None of the allegations have been proven in court.

Marc Hogan, the Pitchfork reporter that broke the story on Saturday, says he first became aware of the allegations from social media posts which were posted in May.

"It was just a matter of checking them out and seeing what was there, and then realizing that, unfortunately, there was a lot there," he told CTV News.

He says most of the alleged victims he spoke with were "huge fans of Arcade Fire," he said. "That was the main similarity between them."

FLorence-Olivia Genesse is a Ph.D. candidate in Law at Durham university and specializes in sexual violence.
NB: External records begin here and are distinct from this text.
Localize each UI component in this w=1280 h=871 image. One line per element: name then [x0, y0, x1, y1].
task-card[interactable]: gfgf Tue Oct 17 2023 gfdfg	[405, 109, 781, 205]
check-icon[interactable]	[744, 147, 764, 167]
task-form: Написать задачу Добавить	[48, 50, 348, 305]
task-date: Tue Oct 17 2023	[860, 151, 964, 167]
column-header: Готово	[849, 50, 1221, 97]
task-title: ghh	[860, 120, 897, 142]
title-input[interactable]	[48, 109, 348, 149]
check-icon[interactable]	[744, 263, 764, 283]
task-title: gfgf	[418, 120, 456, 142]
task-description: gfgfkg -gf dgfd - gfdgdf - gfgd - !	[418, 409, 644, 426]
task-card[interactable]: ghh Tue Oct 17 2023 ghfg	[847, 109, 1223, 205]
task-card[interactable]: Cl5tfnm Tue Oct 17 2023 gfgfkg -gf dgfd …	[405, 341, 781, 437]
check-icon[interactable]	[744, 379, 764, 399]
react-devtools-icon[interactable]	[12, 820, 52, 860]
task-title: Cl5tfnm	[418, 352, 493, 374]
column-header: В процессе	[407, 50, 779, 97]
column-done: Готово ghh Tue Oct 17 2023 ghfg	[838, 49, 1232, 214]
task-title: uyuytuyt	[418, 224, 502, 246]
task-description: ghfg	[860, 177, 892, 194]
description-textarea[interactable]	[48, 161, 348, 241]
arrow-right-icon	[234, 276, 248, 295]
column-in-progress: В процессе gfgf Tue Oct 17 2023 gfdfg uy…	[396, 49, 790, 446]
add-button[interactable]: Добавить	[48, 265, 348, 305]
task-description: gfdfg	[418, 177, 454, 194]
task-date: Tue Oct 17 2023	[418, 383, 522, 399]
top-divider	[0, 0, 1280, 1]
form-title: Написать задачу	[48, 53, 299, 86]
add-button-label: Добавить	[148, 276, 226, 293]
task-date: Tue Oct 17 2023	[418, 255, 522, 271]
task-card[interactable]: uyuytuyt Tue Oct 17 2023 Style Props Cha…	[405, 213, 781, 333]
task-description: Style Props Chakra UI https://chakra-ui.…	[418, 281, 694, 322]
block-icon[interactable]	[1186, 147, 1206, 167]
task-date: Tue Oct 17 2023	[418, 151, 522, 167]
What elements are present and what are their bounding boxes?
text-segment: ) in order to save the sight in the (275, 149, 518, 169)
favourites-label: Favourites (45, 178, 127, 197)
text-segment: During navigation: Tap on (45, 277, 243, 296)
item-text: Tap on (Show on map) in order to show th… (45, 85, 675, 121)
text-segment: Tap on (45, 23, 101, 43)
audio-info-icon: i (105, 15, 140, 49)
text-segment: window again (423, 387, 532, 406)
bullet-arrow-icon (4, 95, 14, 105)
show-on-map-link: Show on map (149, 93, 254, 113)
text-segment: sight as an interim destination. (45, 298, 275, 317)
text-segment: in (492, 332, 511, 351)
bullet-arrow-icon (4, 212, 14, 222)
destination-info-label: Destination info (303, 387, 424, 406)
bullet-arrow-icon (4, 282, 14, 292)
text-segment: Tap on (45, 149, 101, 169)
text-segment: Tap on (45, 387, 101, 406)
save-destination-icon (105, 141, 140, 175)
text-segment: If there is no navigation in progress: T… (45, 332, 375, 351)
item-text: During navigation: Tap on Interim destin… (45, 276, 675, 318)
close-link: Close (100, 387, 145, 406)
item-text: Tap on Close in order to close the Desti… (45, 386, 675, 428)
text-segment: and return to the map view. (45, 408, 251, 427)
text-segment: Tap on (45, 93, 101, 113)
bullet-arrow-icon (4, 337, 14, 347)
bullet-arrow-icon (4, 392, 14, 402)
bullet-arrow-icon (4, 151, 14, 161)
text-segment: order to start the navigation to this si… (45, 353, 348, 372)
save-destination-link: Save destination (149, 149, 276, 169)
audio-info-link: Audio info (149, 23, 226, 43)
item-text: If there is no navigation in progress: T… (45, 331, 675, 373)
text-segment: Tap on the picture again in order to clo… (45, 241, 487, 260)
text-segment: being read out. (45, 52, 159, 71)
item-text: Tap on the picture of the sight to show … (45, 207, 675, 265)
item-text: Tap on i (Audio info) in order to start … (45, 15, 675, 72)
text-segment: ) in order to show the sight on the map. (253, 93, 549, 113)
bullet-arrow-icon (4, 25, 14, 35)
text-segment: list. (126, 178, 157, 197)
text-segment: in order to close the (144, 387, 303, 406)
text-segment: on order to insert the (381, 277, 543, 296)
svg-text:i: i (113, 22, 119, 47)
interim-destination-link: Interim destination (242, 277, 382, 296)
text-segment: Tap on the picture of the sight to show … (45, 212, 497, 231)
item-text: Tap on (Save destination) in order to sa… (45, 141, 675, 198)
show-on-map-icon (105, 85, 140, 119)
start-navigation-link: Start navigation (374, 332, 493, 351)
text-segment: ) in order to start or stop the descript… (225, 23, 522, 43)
She said the music industry is one where power's fame or reputation rarely suffers even after allegations are proven.

"It is well-known that the music industry, especially men in positions of power, have abused the fame and attention that comes with the lifestyle they have," she said. "It is also well-known that even after allegations and accusations are proven in court, the perpetrator's career remains the same, usually after a short pause outside the public's eye."

Genesse said more men have been sanctioned or dropped from high-level positions in wake of the #metoo movement, but that it's not the majority of cases.

Butler's age and position of power cannot be discounted in this case, Genesse said.

"The first thing to know is that sexual assaults, misconducts, and non-consensual acts are done for power by people who assume they have power over another's response, i.e. no freely given 'yes,'" she said. "Victims of rape face more scrutiny and judgment than the defendant because there is often insufficient physical evidence to determine whether consent occurred. It is clear from what we know so far that there is also the presence of many coercive circumstances such as age gap and celebrity status; it is very difficult to establish, when so many coercive factors are present, that there was consent."